Driving laws in Canada have changed drastically in recent times. The recently implemented Road Safety Act states that anyone under the age of 21 must have a zero blood-alcohol level. Fines for speeding can reach $10,000 if the driver is accused of street racing. Texting and calling (except for Bluetooth calls) are prohibited on the road. Harvard University reports reaching for the phone while at the wheel results in 200 deaths annually – almost one a day. These rules seem just and fair, and their reasoning is obvious. However, some seemingly pointless laws still linger in North America. Californian women may not legally drive while wearing housecoats and screeching tires in Kansas can land drivers behind bars for 30 days.

It may take one person to break a rule, but it takes a group of people to clean the mess – and breaking a traffic law results in more than broken bones. Car accidents have lasting effects. Bruises fade and cuts heal, but the memories and mental impact linger.

Despite the continued absence of a stop sign at the intersection, MacDonell holds no bitterness. “All my life, I felt that nobody was at fault and I thank the Lord every day for the volunteer fire fighters. Without [them], they say I probably would not be alive right now.”

It took a full medical team to keep MacDonell alive and continuing his recovery.

After he arrived at the local hospital, he was sent to the Children’s Hospital of Eastern Ontario (CHEO) where he was diagnosed with a right clavicle fracture, cracked rib, facial swelling, right forehead laceration and a Glasgow Coma Score of five out of 15 (a patient is in a coma if they fall between three and eight.)

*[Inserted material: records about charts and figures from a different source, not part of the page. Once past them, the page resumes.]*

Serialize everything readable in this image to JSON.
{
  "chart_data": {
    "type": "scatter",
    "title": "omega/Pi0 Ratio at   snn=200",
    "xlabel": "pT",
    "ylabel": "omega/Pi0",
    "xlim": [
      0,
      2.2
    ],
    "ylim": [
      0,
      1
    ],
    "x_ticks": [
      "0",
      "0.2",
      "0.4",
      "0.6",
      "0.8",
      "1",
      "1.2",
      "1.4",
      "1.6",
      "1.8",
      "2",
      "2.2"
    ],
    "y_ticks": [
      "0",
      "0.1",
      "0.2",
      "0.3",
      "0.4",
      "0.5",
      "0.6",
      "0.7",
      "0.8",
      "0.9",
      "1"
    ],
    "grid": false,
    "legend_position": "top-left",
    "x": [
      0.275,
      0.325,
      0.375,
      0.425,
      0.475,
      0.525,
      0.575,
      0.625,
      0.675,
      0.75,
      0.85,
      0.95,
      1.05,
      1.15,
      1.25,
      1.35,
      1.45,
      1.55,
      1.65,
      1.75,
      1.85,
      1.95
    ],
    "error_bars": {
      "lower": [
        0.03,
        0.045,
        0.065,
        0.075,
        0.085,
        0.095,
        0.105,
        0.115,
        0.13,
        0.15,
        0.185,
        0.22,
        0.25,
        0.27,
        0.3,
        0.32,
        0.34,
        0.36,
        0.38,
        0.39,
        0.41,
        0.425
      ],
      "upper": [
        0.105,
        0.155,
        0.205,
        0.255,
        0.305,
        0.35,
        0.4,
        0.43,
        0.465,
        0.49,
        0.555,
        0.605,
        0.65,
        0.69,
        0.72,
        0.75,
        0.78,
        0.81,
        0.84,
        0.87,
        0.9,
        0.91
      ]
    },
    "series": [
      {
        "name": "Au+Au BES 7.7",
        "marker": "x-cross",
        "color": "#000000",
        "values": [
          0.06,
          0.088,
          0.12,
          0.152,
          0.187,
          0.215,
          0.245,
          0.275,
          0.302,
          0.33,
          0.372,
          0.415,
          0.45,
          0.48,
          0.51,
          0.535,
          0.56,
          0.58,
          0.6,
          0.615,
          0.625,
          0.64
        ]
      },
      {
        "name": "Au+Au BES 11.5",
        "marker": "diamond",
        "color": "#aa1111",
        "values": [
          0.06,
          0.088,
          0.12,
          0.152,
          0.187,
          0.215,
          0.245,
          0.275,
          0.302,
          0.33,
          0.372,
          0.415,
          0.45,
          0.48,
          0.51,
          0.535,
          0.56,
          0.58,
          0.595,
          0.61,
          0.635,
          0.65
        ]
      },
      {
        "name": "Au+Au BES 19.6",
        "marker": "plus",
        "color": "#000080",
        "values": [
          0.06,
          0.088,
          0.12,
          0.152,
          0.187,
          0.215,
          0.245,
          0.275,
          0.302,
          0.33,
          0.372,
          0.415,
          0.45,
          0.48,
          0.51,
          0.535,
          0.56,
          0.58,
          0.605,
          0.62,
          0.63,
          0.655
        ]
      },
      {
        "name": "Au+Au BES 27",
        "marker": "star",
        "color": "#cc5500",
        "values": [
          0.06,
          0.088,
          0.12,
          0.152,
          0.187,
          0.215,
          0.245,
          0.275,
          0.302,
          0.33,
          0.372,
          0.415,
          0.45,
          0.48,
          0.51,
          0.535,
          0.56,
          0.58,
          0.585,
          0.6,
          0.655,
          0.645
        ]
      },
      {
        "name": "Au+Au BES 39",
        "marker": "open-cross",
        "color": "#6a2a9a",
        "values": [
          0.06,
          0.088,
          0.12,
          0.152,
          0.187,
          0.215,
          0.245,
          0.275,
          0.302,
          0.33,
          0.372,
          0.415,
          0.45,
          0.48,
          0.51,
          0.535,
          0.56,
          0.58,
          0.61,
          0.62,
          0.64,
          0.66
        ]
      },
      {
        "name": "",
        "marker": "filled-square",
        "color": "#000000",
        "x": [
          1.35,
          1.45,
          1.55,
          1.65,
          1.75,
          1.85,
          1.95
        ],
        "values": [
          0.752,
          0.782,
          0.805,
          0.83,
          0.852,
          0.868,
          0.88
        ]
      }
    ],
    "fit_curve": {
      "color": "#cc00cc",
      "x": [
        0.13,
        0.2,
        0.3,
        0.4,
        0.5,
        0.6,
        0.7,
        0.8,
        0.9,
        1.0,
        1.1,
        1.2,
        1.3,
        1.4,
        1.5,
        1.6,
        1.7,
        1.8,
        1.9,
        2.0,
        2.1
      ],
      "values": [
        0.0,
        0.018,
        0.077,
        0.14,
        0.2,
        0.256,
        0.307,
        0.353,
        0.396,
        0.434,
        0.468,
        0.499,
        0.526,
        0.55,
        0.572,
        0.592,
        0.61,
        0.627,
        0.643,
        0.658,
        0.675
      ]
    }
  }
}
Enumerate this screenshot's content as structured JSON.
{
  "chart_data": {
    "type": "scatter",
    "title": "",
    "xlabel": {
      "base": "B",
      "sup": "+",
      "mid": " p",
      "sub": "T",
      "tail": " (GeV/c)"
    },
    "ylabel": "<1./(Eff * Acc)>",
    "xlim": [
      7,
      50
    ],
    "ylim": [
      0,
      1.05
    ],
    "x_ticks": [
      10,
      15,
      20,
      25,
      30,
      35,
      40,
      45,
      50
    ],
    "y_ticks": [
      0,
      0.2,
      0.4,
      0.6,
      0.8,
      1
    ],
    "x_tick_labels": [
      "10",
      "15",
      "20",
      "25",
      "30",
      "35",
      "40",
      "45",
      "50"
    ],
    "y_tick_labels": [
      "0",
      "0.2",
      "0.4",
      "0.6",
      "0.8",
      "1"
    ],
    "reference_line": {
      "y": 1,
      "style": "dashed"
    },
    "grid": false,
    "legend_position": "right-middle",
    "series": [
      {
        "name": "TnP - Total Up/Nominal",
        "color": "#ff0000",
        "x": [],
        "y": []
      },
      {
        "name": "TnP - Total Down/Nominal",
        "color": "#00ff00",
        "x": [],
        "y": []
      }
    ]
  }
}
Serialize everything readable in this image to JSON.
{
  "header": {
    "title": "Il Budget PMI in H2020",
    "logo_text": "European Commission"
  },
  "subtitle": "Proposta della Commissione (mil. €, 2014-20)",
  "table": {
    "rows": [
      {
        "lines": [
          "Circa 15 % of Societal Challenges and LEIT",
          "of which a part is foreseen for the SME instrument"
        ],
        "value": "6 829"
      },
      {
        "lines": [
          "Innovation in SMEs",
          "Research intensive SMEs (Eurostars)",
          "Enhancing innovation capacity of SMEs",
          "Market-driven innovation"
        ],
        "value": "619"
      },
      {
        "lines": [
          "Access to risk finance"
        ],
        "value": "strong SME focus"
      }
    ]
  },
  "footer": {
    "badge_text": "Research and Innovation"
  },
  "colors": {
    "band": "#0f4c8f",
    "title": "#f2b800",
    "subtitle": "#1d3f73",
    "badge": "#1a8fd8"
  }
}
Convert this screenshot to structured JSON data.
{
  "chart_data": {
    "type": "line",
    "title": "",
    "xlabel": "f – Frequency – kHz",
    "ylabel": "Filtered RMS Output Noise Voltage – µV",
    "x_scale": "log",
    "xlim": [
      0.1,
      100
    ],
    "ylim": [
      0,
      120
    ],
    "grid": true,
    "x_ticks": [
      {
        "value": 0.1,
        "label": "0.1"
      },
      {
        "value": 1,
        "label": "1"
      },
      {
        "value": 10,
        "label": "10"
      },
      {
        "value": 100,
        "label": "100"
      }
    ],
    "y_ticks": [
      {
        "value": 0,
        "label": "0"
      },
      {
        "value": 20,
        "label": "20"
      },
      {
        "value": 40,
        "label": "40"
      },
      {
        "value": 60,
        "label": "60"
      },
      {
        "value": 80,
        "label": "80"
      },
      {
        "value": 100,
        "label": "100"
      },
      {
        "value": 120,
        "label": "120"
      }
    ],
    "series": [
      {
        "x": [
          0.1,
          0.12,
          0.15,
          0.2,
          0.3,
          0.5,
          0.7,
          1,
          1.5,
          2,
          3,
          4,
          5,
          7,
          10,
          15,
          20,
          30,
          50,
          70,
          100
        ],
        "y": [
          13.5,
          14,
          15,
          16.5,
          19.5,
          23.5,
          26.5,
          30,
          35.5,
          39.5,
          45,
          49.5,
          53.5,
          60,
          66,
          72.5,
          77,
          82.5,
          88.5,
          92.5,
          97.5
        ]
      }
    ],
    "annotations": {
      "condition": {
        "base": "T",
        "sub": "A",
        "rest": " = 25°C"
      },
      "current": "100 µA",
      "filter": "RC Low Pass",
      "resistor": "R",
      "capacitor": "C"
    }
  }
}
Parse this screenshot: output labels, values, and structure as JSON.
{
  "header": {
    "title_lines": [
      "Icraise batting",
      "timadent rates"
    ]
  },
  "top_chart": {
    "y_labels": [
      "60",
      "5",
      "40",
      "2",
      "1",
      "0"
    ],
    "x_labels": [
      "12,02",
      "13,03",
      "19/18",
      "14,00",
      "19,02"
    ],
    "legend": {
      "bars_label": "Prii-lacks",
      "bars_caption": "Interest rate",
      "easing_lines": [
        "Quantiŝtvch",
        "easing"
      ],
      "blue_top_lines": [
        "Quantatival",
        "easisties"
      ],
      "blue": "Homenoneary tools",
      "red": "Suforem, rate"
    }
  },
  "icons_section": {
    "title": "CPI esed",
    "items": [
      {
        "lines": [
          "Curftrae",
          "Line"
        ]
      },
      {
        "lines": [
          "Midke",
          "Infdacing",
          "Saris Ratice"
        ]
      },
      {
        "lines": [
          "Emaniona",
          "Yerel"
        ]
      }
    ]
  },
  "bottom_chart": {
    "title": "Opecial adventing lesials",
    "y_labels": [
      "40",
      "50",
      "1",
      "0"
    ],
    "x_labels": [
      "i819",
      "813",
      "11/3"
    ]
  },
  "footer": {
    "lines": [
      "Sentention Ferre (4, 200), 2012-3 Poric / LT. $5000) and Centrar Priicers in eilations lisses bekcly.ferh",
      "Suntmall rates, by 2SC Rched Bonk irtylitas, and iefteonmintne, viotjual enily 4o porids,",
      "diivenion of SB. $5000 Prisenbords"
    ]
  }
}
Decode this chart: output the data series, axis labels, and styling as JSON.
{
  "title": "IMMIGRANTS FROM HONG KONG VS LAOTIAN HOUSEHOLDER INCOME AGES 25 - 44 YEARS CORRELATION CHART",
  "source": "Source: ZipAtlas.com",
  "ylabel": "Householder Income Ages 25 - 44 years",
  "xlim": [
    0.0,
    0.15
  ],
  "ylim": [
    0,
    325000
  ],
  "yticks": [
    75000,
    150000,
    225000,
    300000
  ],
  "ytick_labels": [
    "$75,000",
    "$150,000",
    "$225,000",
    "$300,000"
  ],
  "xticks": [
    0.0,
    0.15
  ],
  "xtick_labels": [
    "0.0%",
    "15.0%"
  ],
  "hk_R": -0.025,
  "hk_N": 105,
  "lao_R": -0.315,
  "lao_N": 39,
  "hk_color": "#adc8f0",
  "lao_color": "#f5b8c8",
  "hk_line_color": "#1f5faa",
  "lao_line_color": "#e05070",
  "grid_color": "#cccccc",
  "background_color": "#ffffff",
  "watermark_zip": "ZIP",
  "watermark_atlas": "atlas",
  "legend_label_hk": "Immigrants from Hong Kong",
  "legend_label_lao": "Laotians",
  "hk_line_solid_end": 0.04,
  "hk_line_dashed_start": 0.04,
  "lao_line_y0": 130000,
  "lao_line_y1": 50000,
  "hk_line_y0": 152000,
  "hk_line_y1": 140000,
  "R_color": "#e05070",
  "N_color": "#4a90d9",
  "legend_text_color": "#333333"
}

Doctors told his family that Dylan would experience difficulties in school. Reading, writing and certain maths would become challenges. All odds were against him achieving a post-secondary education.

MacDonell was given an Individual Education Plan (IEP) to help him cope with classroom struggles. Teachers, family, friends and determination have driven him to surpass expectations. He currently studies Geography at the University of Ottawa and aspires to be a teacher.

An entire German city navigates almost completely without signs and enforced rules, while a quiet, gravel road with only two cars and a structured safety system plays host to a fatal collision. An element of driving is being overlooked.

“A police officer told my parents that, even though no charges were placed, the car that hit us had to have been going 85-90 km/h while the speed limit was 60 km/h,” MacDonell says.

Ethics, courtesy and common sense are among some of the most prominent, universal and yet disregarded road laws. Perhaps these qualities, if applied to all societies, whether they pertain to dirt roads, stop lights, yield signs or none of the above, could prevent collisions, insurance arguments, fines and lost lives.

The winter winds leave the cornfields barren aside from a solitary yield sign – the only form of authority at the corner of Goldfield Road and Concession 3-4.

“The one thing that bothers me is that because of the way the road is shaped, a yield sign is not enough,” MacDonell says. “A stop sign, even though they said they would not change it, is needed. Even now as I drive, whether a yield sign or stop sign, I come to a full stop either way.”